Alpha システムでは,多くのプロセス割り当て量が必要なため,システム管理者は複数の SYSUAF.DAT ファイルを用意して対応することがあります。しかし,これは最適な解決方法とは言えません。複数の SYSUAF.DAT ファイルを作成するのは,ノードによって環境を変えるためであり,プロセス割り当て量を増やすのが本来の目的ではありません。プロセス割り当て量を増やす方法としては,SYSUAF.DAT ファイルを 1 つとし, SYSUAF.DAT ファイルで指定したプロセス割り当て量を無効にするシステム・パラメータを使用して Alpha システムのリソースを管理する方法をお勧めします。
11.4.2 複数のキュー・マネージャの使用
OpenVMS Cluster におけるバッチ・トランザクションとプリント・トランザクションの数が多すぎて混雑している場合,複数のキュー・マネージャを実装してバッチとプリントの負荷をノード間に分散させることができます。

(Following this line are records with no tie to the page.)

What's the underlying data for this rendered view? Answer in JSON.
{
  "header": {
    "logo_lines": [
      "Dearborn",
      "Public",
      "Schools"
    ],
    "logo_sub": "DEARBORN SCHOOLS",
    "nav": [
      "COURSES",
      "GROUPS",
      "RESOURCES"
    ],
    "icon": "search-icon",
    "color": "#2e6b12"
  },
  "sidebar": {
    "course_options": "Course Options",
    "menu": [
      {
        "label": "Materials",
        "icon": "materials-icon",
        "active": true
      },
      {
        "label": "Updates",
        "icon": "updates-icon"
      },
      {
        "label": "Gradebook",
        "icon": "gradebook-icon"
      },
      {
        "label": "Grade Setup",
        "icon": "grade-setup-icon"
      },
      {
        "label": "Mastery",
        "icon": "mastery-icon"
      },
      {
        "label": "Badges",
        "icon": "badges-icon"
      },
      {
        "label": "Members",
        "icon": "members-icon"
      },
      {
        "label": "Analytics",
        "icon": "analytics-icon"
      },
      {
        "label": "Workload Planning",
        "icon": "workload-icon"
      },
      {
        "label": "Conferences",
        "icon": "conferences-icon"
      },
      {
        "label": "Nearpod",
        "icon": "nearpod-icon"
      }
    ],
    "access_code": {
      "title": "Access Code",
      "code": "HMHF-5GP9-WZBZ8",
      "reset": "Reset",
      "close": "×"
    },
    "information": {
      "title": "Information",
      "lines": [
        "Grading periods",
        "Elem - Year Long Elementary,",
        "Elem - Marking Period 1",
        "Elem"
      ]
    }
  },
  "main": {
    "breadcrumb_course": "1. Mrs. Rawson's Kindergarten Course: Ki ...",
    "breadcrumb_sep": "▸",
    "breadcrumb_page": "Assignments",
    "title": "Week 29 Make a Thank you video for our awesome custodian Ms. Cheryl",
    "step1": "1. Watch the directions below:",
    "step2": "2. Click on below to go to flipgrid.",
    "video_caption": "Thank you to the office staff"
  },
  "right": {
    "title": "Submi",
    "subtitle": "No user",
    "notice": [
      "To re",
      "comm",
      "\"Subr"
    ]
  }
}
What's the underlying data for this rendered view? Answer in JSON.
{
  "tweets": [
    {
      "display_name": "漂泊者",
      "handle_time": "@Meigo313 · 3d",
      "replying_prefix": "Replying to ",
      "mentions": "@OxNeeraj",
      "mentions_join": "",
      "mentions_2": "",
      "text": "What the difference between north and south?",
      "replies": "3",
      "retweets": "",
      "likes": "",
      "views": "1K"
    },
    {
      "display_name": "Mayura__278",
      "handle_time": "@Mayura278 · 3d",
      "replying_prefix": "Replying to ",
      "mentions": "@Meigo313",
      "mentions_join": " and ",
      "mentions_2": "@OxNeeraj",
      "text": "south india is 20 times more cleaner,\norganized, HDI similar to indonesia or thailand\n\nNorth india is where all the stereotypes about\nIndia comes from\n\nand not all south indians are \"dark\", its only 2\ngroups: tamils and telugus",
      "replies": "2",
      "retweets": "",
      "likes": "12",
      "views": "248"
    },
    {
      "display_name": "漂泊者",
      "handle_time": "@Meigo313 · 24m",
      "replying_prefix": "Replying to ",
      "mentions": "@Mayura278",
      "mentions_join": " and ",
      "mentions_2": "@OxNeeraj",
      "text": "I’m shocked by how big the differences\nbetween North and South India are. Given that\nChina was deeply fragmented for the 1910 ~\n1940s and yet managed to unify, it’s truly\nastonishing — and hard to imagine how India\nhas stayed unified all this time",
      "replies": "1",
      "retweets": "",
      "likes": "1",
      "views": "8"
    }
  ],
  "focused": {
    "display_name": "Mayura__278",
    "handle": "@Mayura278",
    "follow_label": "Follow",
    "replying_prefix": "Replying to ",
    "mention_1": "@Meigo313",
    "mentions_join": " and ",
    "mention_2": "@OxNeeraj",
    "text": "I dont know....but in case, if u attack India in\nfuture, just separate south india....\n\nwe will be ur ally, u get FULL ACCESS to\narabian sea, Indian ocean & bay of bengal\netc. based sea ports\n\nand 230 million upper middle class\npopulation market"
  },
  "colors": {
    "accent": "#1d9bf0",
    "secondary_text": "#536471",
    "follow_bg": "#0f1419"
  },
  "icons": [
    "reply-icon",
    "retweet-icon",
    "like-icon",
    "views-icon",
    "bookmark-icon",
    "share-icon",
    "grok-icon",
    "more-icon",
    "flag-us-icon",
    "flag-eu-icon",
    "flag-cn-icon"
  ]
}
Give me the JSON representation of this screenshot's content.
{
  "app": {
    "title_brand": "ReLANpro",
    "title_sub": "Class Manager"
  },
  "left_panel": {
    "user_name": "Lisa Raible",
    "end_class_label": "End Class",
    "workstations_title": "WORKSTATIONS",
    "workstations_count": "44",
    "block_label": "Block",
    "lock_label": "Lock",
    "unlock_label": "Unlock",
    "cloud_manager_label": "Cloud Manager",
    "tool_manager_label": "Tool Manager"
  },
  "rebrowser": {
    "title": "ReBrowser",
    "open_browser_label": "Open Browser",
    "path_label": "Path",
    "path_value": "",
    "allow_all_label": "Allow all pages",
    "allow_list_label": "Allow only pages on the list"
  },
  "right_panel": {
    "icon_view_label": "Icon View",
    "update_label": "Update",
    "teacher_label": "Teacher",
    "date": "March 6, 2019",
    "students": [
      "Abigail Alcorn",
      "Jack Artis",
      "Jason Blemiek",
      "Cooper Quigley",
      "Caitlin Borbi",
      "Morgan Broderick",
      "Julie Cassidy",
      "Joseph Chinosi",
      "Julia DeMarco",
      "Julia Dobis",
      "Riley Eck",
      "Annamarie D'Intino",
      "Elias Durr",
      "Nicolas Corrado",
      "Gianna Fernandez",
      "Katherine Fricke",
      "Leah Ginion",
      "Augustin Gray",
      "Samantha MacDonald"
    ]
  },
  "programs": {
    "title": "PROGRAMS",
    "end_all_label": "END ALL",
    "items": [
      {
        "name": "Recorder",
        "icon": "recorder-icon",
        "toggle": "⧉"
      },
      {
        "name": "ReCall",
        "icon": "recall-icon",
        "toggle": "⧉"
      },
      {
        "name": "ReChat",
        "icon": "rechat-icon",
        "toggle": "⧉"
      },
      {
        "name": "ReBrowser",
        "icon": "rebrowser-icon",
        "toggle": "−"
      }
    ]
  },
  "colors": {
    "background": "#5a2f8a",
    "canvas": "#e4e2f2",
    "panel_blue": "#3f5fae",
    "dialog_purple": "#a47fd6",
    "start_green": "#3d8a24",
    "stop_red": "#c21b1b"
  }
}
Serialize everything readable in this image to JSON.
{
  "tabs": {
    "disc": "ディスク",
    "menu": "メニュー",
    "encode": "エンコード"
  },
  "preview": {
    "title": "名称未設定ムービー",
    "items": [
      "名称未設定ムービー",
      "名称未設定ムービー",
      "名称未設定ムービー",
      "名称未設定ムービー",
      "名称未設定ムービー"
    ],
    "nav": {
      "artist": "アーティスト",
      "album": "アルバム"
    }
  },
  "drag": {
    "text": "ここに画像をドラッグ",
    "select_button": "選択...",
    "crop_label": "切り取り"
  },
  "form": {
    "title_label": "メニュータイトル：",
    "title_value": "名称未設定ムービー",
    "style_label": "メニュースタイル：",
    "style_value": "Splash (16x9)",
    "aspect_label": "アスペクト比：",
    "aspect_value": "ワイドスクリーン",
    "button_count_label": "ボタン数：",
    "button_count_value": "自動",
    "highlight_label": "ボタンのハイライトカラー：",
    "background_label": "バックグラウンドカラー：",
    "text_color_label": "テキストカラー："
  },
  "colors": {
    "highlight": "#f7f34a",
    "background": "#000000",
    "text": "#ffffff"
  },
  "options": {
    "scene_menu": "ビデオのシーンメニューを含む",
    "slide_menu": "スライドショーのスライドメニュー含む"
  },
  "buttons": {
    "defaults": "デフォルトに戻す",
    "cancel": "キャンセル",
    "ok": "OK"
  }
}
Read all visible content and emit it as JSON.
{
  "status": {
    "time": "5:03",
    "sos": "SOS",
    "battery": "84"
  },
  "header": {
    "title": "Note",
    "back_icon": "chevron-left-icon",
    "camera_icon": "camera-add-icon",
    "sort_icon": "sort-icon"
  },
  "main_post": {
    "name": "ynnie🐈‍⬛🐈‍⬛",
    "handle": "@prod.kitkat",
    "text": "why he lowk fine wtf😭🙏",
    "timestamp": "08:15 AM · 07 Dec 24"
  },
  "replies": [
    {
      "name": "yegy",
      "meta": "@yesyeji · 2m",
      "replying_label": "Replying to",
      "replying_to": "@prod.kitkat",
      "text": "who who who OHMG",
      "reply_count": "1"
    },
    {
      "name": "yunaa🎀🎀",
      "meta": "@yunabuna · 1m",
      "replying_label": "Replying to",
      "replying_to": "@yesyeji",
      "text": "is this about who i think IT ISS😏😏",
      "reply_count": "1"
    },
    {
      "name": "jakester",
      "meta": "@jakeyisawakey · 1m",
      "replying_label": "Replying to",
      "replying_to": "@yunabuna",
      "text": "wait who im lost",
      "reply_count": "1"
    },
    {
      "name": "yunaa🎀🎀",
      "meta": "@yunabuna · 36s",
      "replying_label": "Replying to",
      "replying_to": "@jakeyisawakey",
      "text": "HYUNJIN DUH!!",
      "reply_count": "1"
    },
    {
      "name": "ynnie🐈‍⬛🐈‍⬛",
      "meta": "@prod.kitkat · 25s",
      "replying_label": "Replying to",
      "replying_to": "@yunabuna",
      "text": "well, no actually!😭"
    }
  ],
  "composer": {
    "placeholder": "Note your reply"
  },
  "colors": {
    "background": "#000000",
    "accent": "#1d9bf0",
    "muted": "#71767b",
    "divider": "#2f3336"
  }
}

OpenVMS Cluster には,QMAN$MASTER.DAT ファイルを 1 つずつ配置します。複数のキュー・マネージャは,複数の*.QMAN$QUEUES ファイルと *.QMAN$JOURNAL ファイルで定義します。キュー・マネージャ・ファイルの各ペアを別々のディスクに配置します。 QMAN$MASTER.DAT ファイルにアクセスが集中するようであれば,半導体ディスクに常駐させて,OpenVMS Cluster が処理できるバッチ・トランザクションとプリント・トランザクションの数を増やします。たとえば,バッチ・キューとプリント・キューに別々のキュー・マネージャを作成できます。
関連項目: 複数のキュー・マネージャの実装例とコマンドについては,『Compaq OpenVMS システム管理者マニュアル (上巻)』を参照してください。
11.5 クォーラムの手法
OpenVMS Cluster システムは,クォーラム・アルゴリズムを利用してストレージのアクセスを同期します。クォーラム・アルゴリズムとは,OpenVMS Cluster システムでリソースを共用する方法を "決定する(ボートする)" 多数のOpenVMS Cluster メンバが存在するかどうかを確かめる数学的手法です。接続マネージャは,動的な値としてクォーラムを計算し,OpenVMS Cluster メンバの大半が機能しているときにだけ処理を実行します。
クォーラム・ボーツを決定する要素は次のとおりです。
各 OpenVMS Cluster システムには,クォーラム・ディスクを 1 つだけ配置できます。クォーラム・ディスクはシャドウ・セットのメンバにはできませんが,システム・ディスクにすることはできます。
接続マネージャは,"クォーラム・ディスク・ウォッチャ"からクォーラム・ディスクの情報を入手します。クォーラム・ディスク・ウォッチャは,クォーラム・ディスクとの間にアクティブな直接接続を持つ,任意のシステムです。
11.5.1 クォーラム手法のオプション
クォーラム・ディスクには,少なくとも直接接続を持つシステムが 2 つ必要です。これによってシステムのどちらかに障害が発生しても,クォーラム・ディスク・ボーツにアクセスできます。
クォーラム手法を検討するにあたり,どのような障害状況のときに OpenVMS Cluster の処理を続行するかを決めておく必要があります。 表 11-4 は,その 4 つのオプションを示したものです。
手法のオプション1 | 説明 |
---|---|
"予想"最高ノード数が残っていれば,処理を続行する。 | すべてのノードにボーツを与え,クォーラム・ディスクは使用しません。この手法では,ノードが 3 個以上必要です。 |
(3 つ以上のノードの内) ノードが 1 つでも残っていれば,処理を続行する。 | この手法では,クォーラム・ディスクが必要です。
全システムのボーツ合計数より 1 つ少ない値までクォーラム・ディスクのボーツ数を増やすと (また,EXPECTED_VOTES システム・パラメータの値も同じだけ増やす),ノードが 1 つだけのクラスタをクォーラム・ディスク・ウォッチャとして実行できます。この場合,ボーツ・システムの過半数になるまで待たなくても OpenVMS Cluster システムを利用できます。 |
(2 ノード OpenVMS Cluster) ノードが 1 つでも残っていれば,処理を続行する。 | 各ノードとクォーラム・ディスクにボーツを与えます。
2 ノード OpenVMS Cluster は,特別な事例です。クォーラム・ディスクを確立すると, 2 ノード OpenVMS Cluster の可用性を強化できます。このような構成では,クォーラム・ディスクまたは 1 ノードが故障してもクォーラムを維持し運用を続行することができます。この場合,両方のノードが,両方ともクォーラム・ディスク・ウォッチャになるように, (CI,DSSI,SCSI,または Fibre Channel によって) ストレージに直接接続される必要があります。 |
OpenVMS Cluster の重要ノードが 1 つでも処理を続行する。 | 一般に,この手法では,サーバにはボーツが与えられ,サテライトには与えられません。 3 つ以上のサーバがあり,クォーラム・ディスクがないことが前提です。 |
関連項目: クォーラム・ディスク管理の詳細については,『Compaq OpenVMS Cluster システム』を参照してください。